Despite the demise of the fale in American Samoa, village life is still strong. Because of limited land area and the smaller population, villages in Pago tend to be even smaller than villages in ‘Upolu. Still, the idea is the same: generations and generations of a family, close ties, communal living. In the morning, I saw many older women from the village gathering in the ‘guest house’ (communally used fale, just for ceremonies but not for living) with various goods…not for trading or selling, but just to share what they have. The house was nicely tiled with a modern kitchen, but the family still all share rooms–I stayed with Aimoto, her mother, a niece, and a nephew. A village curfew means that there is no swimming before sundown. Which sort of seemed to me like a reverse curfew, but the point is, all of these things are very familiar, because they are all part of the Samoan culture. Being in Aoa definitely made me feel like I was not so close to the US after all.
The youth talent show I attended (Alao’s Youth Got Talent; people from Pago clearly share their Western cousins’ passion for American competition shows) was put on to raise money for the village church, and was an amazing display of culture and energy.
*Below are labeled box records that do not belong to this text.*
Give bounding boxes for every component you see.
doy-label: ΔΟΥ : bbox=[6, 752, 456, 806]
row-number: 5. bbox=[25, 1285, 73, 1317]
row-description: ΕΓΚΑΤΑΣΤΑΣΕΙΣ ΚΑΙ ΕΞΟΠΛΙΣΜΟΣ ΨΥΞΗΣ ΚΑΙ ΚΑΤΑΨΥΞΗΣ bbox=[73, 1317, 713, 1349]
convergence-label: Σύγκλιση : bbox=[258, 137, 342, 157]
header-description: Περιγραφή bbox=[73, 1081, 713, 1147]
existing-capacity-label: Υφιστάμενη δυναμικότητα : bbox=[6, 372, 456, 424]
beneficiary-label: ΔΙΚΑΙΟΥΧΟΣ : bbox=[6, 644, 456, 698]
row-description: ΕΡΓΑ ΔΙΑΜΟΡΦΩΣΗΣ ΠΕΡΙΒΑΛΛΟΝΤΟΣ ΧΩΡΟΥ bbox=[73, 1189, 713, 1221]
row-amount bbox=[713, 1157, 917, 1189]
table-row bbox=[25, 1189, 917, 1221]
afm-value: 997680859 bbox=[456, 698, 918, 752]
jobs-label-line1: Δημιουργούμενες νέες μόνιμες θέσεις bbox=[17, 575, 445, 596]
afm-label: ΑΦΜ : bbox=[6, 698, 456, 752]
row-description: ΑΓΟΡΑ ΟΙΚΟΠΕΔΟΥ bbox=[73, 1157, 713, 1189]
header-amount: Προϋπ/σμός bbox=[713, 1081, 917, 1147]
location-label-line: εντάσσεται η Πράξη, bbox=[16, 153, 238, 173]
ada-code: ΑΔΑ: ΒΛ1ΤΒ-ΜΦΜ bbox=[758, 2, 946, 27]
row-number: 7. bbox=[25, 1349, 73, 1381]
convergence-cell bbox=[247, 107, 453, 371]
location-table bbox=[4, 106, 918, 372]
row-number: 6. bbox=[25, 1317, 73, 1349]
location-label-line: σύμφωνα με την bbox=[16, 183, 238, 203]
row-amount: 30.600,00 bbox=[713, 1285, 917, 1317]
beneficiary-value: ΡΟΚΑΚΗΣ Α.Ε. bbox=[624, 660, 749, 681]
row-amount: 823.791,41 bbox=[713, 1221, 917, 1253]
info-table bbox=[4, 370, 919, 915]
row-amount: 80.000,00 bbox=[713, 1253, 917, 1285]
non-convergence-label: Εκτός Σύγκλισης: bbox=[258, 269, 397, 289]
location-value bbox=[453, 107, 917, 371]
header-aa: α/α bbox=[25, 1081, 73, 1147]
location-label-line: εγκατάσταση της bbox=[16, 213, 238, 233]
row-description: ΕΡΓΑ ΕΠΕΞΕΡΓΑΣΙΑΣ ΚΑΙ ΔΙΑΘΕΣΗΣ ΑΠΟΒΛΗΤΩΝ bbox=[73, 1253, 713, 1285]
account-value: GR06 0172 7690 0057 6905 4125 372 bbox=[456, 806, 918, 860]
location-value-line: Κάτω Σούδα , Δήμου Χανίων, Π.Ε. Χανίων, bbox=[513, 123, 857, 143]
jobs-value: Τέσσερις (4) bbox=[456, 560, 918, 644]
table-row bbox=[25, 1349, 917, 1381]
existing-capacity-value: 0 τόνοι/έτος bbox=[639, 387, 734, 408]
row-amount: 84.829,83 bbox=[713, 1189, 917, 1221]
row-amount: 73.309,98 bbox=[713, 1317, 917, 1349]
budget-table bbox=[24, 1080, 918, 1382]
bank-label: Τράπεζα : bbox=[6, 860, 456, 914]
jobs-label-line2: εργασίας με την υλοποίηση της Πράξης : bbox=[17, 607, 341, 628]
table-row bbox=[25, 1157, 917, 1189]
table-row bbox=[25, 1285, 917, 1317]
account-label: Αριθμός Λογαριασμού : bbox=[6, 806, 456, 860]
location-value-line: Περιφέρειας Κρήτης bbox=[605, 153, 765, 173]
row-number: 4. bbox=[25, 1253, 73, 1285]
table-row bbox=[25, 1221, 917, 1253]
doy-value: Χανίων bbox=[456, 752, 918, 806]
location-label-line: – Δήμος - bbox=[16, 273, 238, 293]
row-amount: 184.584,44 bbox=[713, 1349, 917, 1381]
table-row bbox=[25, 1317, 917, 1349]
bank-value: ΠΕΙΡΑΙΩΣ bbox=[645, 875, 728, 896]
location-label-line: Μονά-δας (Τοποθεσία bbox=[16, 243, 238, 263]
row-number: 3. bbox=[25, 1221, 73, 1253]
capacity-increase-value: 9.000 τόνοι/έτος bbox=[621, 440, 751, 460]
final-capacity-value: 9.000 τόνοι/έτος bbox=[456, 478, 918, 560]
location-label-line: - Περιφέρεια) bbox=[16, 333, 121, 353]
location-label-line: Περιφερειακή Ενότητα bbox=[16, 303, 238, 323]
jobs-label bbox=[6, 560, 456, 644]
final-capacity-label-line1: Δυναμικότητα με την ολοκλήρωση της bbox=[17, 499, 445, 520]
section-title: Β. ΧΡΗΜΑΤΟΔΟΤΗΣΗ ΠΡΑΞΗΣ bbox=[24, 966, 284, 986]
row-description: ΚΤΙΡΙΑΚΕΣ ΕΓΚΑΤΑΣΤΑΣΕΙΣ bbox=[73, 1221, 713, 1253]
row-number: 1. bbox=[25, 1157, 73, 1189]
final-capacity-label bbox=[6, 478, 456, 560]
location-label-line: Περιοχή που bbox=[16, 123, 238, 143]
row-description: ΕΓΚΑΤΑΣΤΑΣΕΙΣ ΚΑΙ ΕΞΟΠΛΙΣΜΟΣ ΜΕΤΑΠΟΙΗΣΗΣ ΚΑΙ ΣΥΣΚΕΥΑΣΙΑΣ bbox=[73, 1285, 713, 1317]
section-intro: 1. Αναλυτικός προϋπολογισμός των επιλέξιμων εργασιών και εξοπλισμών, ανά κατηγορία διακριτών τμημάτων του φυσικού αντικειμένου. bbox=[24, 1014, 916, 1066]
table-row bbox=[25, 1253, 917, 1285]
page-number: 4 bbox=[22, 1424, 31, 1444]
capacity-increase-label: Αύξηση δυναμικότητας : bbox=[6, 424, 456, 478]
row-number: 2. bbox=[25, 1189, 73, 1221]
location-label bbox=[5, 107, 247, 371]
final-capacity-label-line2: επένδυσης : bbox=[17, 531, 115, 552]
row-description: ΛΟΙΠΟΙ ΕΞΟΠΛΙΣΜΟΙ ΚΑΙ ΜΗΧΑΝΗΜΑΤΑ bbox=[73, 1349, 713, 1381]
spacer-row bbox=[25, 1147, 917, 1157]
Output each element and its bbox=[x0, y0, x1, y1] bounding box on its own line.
The performances–many of them including an odd amount of cross-dressing–ranged from singing church hymns and modeling traditional fashion designs to re-enacting musical scenes from Disney movies and performing choreographed hip-hop dance moves. The incredible power of the church to fundraise in the Samoas was demonstrated to me first-hand. First, there were donations made prior to the performance. Then, there were raffles raised and drawn continually throughout the performance (raffles combine the Samoan love for mini-gambling and donating to the church). Finally, there was the strange but entertaining practice of contributing as the youth performed. Although there was a box placed on stage for each performance, this consisted more often of marching up to the stage and hurling dollar bills at the performers’ faces–the more you liked them, the more aggressively the bills were thrown. This practice culminated in one of the judges (a palagi who married into the community) performing a traditional Samoan dance as her husband stood behind her with a stack of dollar bills and steadily showered her with them. Making it rain, as it were. The competitive nature of church donations were definitely evident both as the pastor periodically read out family names and the dollar amount contributed and as those in attendance continually one-upped each other with the dollar bills fluttering onstage.
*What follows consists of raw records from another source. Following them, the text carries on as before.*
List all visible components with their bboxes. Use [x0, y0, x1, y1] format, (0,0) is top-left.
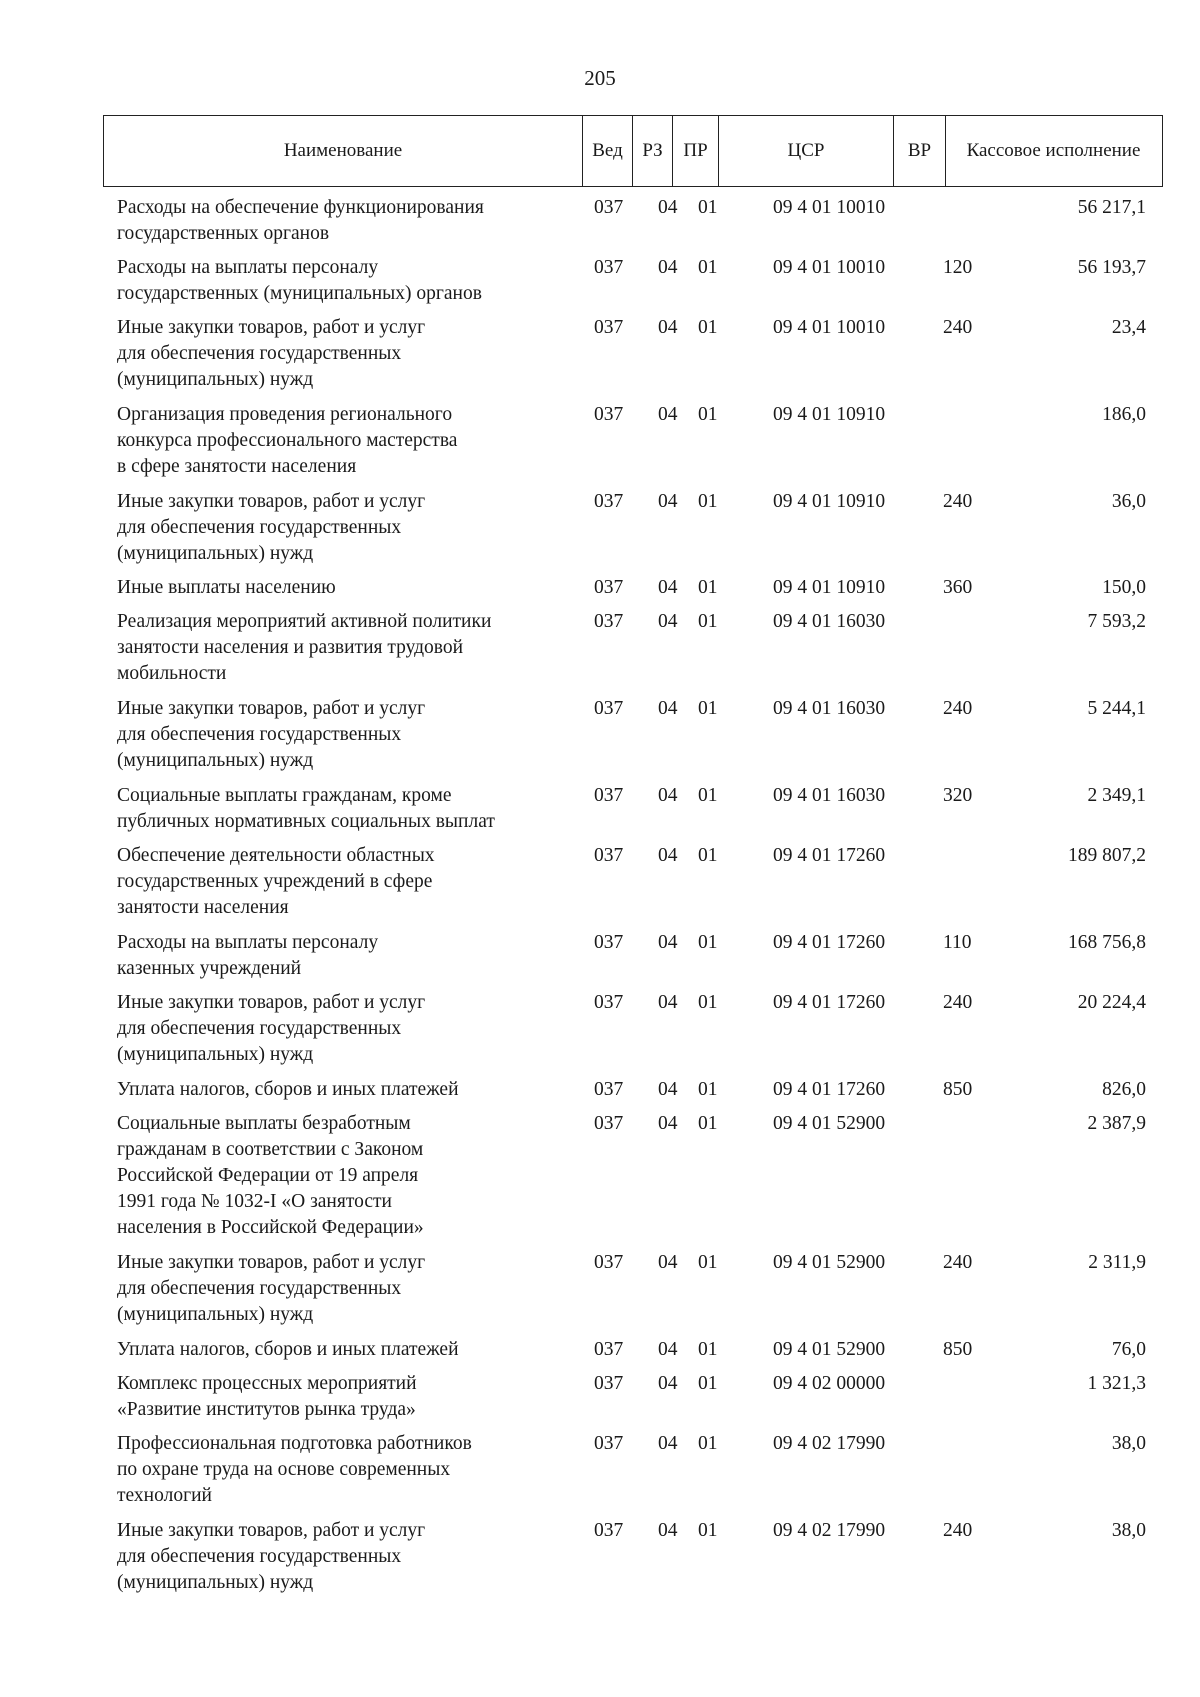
row-ved: 037	[594, 1433, 624, 1454]
row-vr: 240	[943, 1520, 973, 1541]
row-pr: 01	[698, 1520, 718, 1541]
row-vr: 110	[943, 932, 972, 953]
row-pr: 01	[698, 1252, 718, 1273]
row-ved: 037	[594, 491, 624, 512]
row-amount: 826,0	[1102, 1079, 1146, 1100]
row-csr: 09 4 02 17990	[773, 1520, 886, 1541]
row-rz: 04	[658, 197, 678, 218]
row-name: Расходы на обеспечение функционирования государственных органов	[117, 197, 484, 244]
row-rz: 04	[658, 491, 678, 512]
row-ved: 037	[594, 1079, 624, 1100]
row-pr: 01	[698, 491, 718, 512]
row-csr: 09 4 01 16030	[773, 785, 886, 806]
row-name: Расходы на выплаты персоналу государственных (муниципальных) органов	[117, 257, 482, 304]
row-name: Обеспечение деятельности областных государственных учреждений в сфере занятости населения	[117, 845, 435, 918]
row-rz: 04	[658, 317, 678, 338]
row-name: Реализация мероприятий активной политики занятости населения и развития трудовой мобильности	[117, 611, 492, 684]
row-pr: 01	[698, 992, 718, 1013]
page-number: 205	[584, 66, 616, 90]
row-name: Иные закупки товаров, работ и услуг для обеспечения государственных (муниципальных) нужд	[117, 698, 426, 771]
row-rz: 04	[658, 1339, 678, 1360]
row-amount: 1 321,3	[1087, 1373, 1146, 1394]
row-name: Организация проведения регионального конкурса профессионального мастерства в сфере занятости населения	[117, 404, 458, 477]
row-rz: 04	[658, 257, 678, 278]
row-csr: 09 4 01 17260	[773, 1079, 886, 1100]
row-amount: 23,4	[1111, 317, 1146, 338]
row-pr: 01	[698, 698, 718, 719]
row-ved: 037	[594, 404, 624, 425]
row-ved: 037	[594, 317, 624, 338]
row-name: Уплата налогов, сборов и иных платежей	[117, 1079, 459, 1100]
row-csr: 09 4 01 10010	[773, 317, 886, 338]
row-ved: 037	[594, 992, 624, 1013]
row-vr: 240	[943, 491, 973, 512]
column-header-pr: ПР	[672, 116, 718, 186]
row-amount: 5 244,1	[1087, 698, 1146, 719]
row-pr: 01	[698, 1339, 718, 1360]
row-amount: 7 593,2	[1087, 611, 1146, 632]
row-pr: 01	[698, 1433, 718, 1454]
row-ved: 037	[594, 1373, 624, 1394]
row-rz: 04	[658, 1113, 678, 1134]
row-amount: 186,0	[1102, 404, 1146, 425]
row-amount: 168 756,8	[1068, 932, 1146, 953]
row-name: Комплекс процессных мероприятий «Развитие институтов рынка труда»	[117, 1373, 417, 1420]
row-amount: 56 217,1	[1077, 197, 1146, 218]
row-name: Иные закупки товаров, работ и услуг для обеспечения государственных (муниципальных) нужд	[117, 1520, 426, 1593]
row-amount: 2 349,1	[1087, 785, 1146, 806]
row-csr: 09 4 01 52900	[773, 1252, 886, 1273]
row-vr: 850	[943, 1339, 973, 1360]
row-ved: 037	[594, 785, 624, 806]
row-amount: 56 193,7	[1077, 257, 1146, 278]
row-pr: 01	[698, 1373, 718, 1394]
row-vr: 240	[943, 1252, 973, 1273]
row-vr: 120	[943, 257, 973, 278]
row-rz: 04	[658, 1373, 678, 1394]
row-rz: 04	[658, 404, 678, 425]
row-name: Профессиональная подготовка работников по охране труда на основе современных технологий	[117, 1433, 472, 1506]
row-ved: 037	[594, 845, 624, 866]
row-vr: 320	[943, 785, 973, 806]
row-vr: 240	[943, 698, 973, 719]
row-rz: 04	[658, 1079, 678, 1100]
row-csr: 09 4 01 52900	[773, 1113, 886, 1134]
column-header-name: Наименование	[283, 140, 403, 161]
row-rz: 04	[658, 1252, 678, 1273]
row-rz: 04	[658, 785, 678, 806]
row-csr: 09 4 01 10010	[773, 197, 886, 218]
row-ved: 037	[594, 577, 624, 598]
row-vr: 360	[943, 577, 973, 598]
row-csr: 09 4 01 16030	[773, 698, 886, 719]
row-rz: 04	[658, 698, 678, 719]
row-rz: 04	[658, 577, 678, 598]
row-name: Социальные выплаты безработным гражданам в соответствии с Законом Российской Федерации от 19 апреля 1991 года № 1032-I «О занятости населения в Российской Федерации»	[117, 1113, 424, 1238]
row-vr: 850	[943, 1079, 973, 1100]
row-pr: 01	[698, 785, 718, 806]
column-header-rz: РЗ	[632, 116, 672, 186]
row-rz: 04	[658, 845, 678, 866]
row-pr: 01	[698, 932, 718, 953]
row-csr: 09 4 01 17260	[773, 932, 886, 953]
row-pr: 01	[698, 1113, 718, 1134]
row-amount: 150,0	[1102, 577, 1146, 598]
column-header-amount: Кассовое исполнение	[945, 116, 1161, 186]
row-amount: 38,0	[1111, 1520, 1146, 1541]
row-pr: 01	[698, 257, 718, 278]
row-csr: 09 4 01 52900	[773, 1339, 886, 1360]
row-vr: 240	[943, 992, 973, 1013]
row-ved: 037	[594, 1339, 624, 1360]
column-header-ved: Вед	[582, 116, 632, 186]
row-vr: 240	[943, 317, 973, 338]
row-name: Социальные выплаты гражданам, кроме публичных нормативных социальных выплат	[117, 785, 495, 832]
row-name: Иные закупки товаров, работ и услуг для обеспечения государственных (муниципальных) нужд	[117, 992, 426, 1065]
row-pr: 01	[698, 1079, 718, 1100]
row-csr: 09 4 01 17260	[773, 992, 886, 1013]
row-csr: 09 4 01 10010	[773, 257, 886, 278]
column-header-vr: ВР	[893, 116, 945, 186]
row-pr: 01	[698, 577, 718, 598]
row-csr: 09 4 01 10910	[773, 404, 886, 425]
row-ved: 037	[594, 1520, 624, 1541]
row-name: Иные закупки товаров, работ и услуг для обеспечения государственных (муниципальных) нужд	[117, 317, 426, 390]
row-amount: 38,0	[1111, 1433, 1146, 1454]
row-csr: 09 4 02 00000	[773, 1373, 886, 1394]
row-csr: 09 4 01 16030	[773, 611, 886, 632]
row-ved: 037	[594, 932, 624, 953]
row-amount: 36,0	[1111, 491, 1146, 512]
row-name: Иные выплаты населению	[117, 577, 336, 598]
row-ved: 037	[594, 698, 624, 719]
row-amount: 76,0	[1111, 1339, 1146, 1360]
row-amount: 189 807,2	[1068, 845, 1146, 866]
row-ved: 037	[594, 197, 624, 218]
row-csr: 09 4 02 17990	[773, 1433, 886, 1454]
row-pr: 01	[698, 197, 718, 218]
column-header-csr: ЦСР	[718, 116, 893, 186]
row-name: Уплата налогов, сборов и иных платежей	[117, 1339, 459, 1360]
row-csr: 09 4 01 17260	[773, 845, 886, 866]
row-rz: 04	[658, 1433, 678, 1454]
row-pr: 01	[698, 845, 718, 866]
row-rz: 04	[658, 611, 678, 632]
row-rz: 04	[658, 992, 678, 1013]
row-ved: 037	[594, 257, 624, 278]
row-csr: 09 4 01 10910	[773, 577, 886, 598]
row-rz: 04	[658, 932, 678, 953]
row-name: Расходы на выплаты персоналу казенных учреждений	[117, 932, 379, 979]
row-csr: 09 4 01 10910	[773, 491, 886, 512]
row-pr: 01	[698, 611, 718, 632]
row-ved: 037	[594, 1113, 624, 1134]
row-pr: 01	[698, 404, 718, 425]
row-rz: 04	[658, 1520, 678, 1541]
row-amount: 2 387,9	[1087, 1113, 1146, 1134]
row-pr: 01	[698, 317, 718, 338]
row-ved: 037	[594, 1252, 624, 1273]
row-amount: 2 311,9	[1088, 1252, 1146, 1273]
row-amount: 20 224,4	[1077, 992, 1146, 1013]
row-name: Иные закупки товаров, работ и услуг для обеспечения государственных (муниципальных) нужд	[117, 491, 426, 564]
row-name: Иные закупки товаров, работ и услуг для обеспечения государственных (муниципальных) нужд	[117, 1252, 426, 1325]
row-ved: 037	[594, 611, 624, 632]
At the core, then, Pago is definitely a Samoan country. But just as the past influences of Germany, New Zealand, and Australia can’t be denied in Samoa, the Stars and Stripes are clearly planted in American Samoa. Despite the microcosmic nature of the country, there is a streak of that “bigger and better” mentality that both troubles my homeland and accounts for much of its success. I would love to someday return to enjoy more of the abundant natural beauty, and when I do so, I will be grateful for the ease of travel that comes from Pago’s territorial status. But in the meantime, I do find myself troubled both by the reality that American imperialism sweetens modern colonization with a euphemistic name and the notion that maybe the country in question has benefitted from it.